Strategy Inc’s STRC preferred stock, the variable-rate instrument designed to trade near its $100 par value, has fallen to roughly $85. That is a record low for the security, which launched less than a year ago at $90 per share and was supposed to hover around par thanks to a self-adjusting dividend mechanism.
What happened to STRC
STRC, formally known as the Variable Rate Series A Perpetual Stretch Preferred Stock, debuted in late July 2025. Strategy sold over 28 million shares at $90 each, raising capital to fund what the company does best: buy Bitcoin and tell everyone about it.
The product’s core selling point was a variable dividend rate that adjusts monthly. If the stock drifts below par, the dividend ticks up to lure buyers back. If it trades above par, the rate falls.

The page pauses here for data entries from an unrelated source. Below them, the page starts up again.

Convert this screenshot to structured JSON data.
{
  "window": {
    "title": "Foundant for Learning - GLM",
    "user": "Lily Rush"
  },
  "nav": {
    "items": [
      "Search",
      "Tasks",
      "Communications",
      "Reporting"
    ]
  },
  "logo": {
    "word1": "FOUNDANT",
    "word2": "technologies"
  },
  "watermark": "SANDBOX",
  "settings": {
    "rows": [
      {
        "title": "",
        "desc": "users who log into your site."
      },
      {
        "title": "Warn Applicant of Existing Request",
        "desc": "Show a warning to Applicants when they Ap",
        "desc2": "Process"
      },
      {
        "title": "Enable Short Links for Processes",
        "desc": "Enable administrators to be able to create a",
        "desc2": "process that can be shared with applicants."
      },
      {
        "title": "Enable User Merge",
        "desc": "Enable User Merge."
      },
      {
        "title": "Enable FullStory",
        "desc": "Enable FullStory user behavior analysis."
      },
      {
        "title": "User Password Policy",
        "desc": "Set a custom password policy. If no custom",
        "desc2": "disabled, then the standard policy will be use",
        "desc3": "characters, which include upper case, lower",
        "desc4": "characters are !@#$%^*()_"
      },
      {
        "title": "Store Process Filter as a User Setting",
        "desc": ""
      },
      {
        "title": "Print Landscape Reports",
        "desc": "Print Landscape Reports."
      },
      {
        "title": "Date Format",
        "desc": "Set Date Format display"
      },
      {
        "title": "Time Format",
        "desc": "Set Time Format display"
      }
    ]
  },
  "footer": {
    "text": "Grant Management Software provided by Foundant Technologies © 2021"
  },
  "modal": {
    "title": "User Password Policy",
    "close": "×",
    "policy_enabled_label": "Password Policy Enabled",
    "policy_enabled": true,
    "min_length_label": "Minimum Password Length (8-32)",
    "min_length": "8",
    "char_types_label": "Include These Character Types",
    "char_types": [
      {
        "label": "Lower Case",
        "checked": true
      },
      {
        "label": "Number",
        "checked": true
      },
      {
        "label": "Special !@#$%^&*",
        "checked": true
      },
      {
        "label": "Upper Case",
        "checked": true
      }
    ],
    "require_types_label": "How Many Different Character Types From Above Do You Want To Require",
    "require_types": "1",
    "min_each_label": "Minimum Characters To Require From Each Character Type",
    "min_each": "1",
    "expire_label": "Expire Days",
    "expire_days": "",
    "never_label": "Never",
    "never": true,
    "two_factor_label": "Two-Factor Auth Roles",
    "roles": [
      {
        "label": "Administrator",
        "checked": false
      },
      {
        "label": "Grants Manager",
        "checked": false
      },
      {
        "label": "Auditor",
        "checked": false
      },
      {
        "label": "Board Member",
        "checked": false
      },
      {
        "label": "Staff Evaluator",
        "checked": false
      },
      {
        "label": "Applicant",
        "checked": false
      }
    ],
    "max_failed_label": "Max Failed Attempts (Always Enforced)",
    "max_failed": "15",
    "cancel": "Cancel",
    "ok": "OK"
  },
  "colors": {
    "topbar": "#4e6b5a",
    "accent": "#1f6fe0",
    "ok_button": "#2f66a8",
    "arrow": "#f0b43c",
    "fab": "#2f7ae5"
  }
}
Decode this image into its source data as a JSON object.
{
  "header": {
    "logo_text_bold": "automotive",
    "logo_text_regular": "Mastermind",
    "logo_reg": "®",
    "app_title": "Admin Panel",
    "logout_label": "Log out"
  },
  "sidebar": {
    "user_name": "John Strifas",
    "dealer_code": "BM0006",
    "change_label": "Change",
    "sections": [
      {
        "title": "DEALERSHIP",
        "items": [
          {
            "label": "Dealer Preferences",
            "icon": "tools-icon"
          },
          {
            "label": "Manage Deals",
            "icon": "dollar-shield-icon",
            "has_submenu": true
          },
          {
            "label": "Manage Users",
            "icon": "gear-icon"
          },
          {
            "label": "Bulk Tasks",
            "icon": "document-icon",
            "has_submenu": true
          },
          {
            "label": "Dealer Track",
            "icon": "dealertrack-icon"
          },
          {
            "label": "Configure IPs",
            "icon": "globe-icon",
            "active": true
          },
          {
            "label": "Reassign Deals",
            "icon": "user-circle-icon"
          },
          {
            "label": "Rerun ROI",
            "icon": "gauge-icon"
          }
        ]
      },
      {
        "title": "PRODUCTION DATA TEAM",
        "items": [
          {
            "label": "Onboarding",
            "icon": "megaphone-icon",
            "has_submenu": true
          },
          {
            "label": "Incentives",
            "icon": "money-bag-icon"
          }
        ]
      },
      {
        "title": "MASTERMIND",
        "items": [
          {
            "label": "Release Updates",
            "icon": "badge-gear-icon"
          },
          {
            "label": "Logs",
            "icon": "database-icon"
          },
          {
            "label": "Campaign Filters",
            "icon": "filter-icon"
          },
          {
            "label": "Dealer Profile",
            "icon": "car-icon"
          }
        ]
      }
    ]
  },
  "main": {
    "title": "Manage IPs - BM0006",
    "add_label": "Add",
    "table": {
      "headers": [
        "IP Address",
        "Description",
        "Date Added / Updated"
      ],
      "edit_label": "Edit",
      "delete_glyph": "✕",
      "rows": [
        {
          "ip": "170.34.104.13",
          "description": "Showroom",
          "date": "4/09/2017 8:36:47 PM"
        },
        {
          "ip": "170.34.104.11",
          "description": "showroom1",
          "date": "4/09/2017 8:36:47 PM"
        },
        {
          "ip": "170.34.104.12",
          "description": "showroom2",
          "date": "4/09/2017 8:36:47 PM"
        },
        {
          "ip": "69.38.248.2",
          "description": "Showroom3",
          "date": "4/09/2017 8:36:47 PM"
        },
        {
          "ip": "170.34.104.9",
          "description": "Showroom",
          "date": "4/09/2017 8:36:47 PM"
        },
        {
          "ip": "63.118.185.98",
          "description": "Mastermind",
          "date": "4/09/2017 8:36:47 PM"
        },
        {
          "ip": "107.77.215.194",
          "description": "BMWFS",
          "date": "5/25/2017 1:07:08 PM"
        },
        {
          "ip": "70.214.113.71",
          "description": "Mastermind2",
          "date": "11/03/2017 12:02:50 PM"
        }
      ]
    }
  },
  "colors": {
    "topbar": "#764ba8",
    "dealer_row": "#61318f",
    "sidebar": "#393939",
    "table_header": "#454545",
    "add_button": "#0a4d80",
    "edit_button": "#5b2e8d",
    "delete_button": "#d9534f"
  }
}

The dividend started at 9% annualized. It has since climbed to 11.50% annualized as of June 2026. At a trading price around $86, that 11.50% rate on a $100 par translates to an effective yield of roughly 13.33%.
The stock previously closed at lows of approximately $89 on June 17-18, before continuing its descent toward the current $85 range. Early post-launch, STRC briefly dipped to $88.60 before recovering, and it was trading around $94.60 as recently as early June 2026.
Why the mechanism is failing
Strategy carries a $6.7 billion debt burden. The preferred stock dividends, including those paid on STRC, are not backed by any specific collateral. They are not secured by Bitcoin. They are claims on residual company assets, funded through operational revenue and ATM equity sales.
ATM equity sales mean Strategy is issuing new common shares to raise cash. The company made notable Bitcoin purchases in May 2026, acquiring over 11,700 BTC. Those purchases were enabled by heavy trading volumes and capital raises. But the same mechanism that funds Bitcoin buying also funds dividend payments.
Competition hasn’t helped either. Products like Strive’s SATA have entered the market offering yield-oriented exposure to digital assets, giving investors alternatives that didn’t exist when STRC launched.
What this means for investors
At $85 per share with an 11.50% dividend rate on $100 par, the effective yield is north of 13%. The preferred stock is structurally junior to Strategy’s $6.7 billion in debt. In a stress scenario, preferred shareholders would be behind bondholders in the recovery queue.
The investors most likely to buy a preferred stock near par are the ones who want predictable income, not leveraged crypto exposure with a coupon attached. STRC’s slide to $85 suggests that audience is shrinking, and the yield required to bring them back keeps getting higher.